We can also figure out the most frequent doubleton or tripleton items. I believe everyone heard of the beer and diaper case, right? That is an easy task for Hadoop system.

If you really want to dig deeper, MapReduce/Spark also can do a lot of amazing things, like Matrix Multiplication. (example http://www.mathcs.emory.edu/~cheung/Courses/554/Syllabus/9-parallel/matrix-mult.html)




In [1]:
from pyspark import SparkConf
from pyspark.context import SparkContext

sc = SparkContext.getOrCreate(SparkConf().setMaster("local[*]"))

# Starting off by reading the input file as text_file
text_file = sc.textFile("input/input.txt")

In [3]:
'''
explanation: 
step1:

flatMap(lambda line: line.split(" "))
we need to break the file into lines for which splitting on the base of “ ” is required.

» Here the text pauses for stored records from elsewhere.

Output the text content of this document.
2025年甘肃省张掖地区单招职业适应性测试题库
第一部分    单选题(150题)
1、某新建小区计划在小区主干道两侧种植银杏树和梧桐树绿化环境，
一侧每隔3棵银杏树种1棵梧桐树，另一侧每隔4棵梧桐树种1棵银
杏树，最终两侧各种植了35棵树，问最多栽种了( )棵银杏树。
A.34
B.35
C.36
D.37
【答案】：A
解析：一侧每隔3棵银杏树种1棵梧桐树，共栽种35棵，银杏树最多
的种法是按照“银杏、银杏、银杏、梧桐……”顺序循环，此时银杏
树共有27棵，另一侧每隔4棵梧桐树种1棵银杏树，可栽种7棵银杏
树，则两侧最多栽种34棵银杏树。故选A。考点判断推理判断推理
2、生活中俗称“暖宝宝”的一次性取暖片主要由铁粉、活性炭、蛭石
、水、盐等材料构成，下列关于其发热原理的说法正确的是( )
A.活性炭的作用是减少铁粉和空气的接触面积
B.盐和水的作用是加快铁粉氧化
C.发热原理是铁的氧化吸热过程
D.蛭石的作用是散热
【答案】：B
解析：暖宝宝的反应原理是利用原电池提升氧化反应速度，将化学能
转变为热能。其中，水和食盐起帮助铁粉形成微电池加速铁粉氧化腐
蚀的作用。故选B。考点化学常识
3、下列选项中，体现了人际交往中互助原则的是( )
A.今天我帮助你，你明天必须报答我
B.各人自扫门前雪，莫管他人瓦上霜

Here **lambda** function is an anonymous function. Sometimes we use anonymous function to make the code tighter.
It is exactly the same as:

def split_word(line):
    return line.split(" ")
    
flatMap(split_word)

step2:

map(lambda word: (word, 1))
map function has the same use like the MapReduce **Mapper** function. 
It counts each word 1 time every time it appears. 
Like [I I love hadoop] --> (I,1) (I,1) (love,1) (hadoop,1)
Remember: It won't do things like (I,2) because we define **lambda word: (word, 1)** in the map function

Step3:

reduceByKey(lambda a, b: a + b)
Since this function works by **key**, a and b here are the values of previous step.
For example, 

input for this step: (I,1) (I,1) (love,1) (hadoop,1)
output for this step: (I,2) (love,1) (hadoop,1)

'''

counts = text_file.flatMap(lambda line: line.split(" ")) \
             .map(lambda word: (word, 1)) \
             .reduceByKey(lambda a, b: a + b)

### output file must not exist!!! Otherwise, it will appear error.
counts.saveAsTextFile("output/")

In [4]:
'''
Here is the same map reduce scripts without any lambda function
'''

def split_word(line):
    return line.split(" ")

def word_ct(word):
    return (word,1)

def value_add(a,b):
    return a+b

counts = text_file.flatMap(split_word) \
             .map(word_ct) \
             .reduceByKey(value_add)

### output file must not exist!!! Otherwise, it will appear error.
counts.saveAsTextFile("output1/")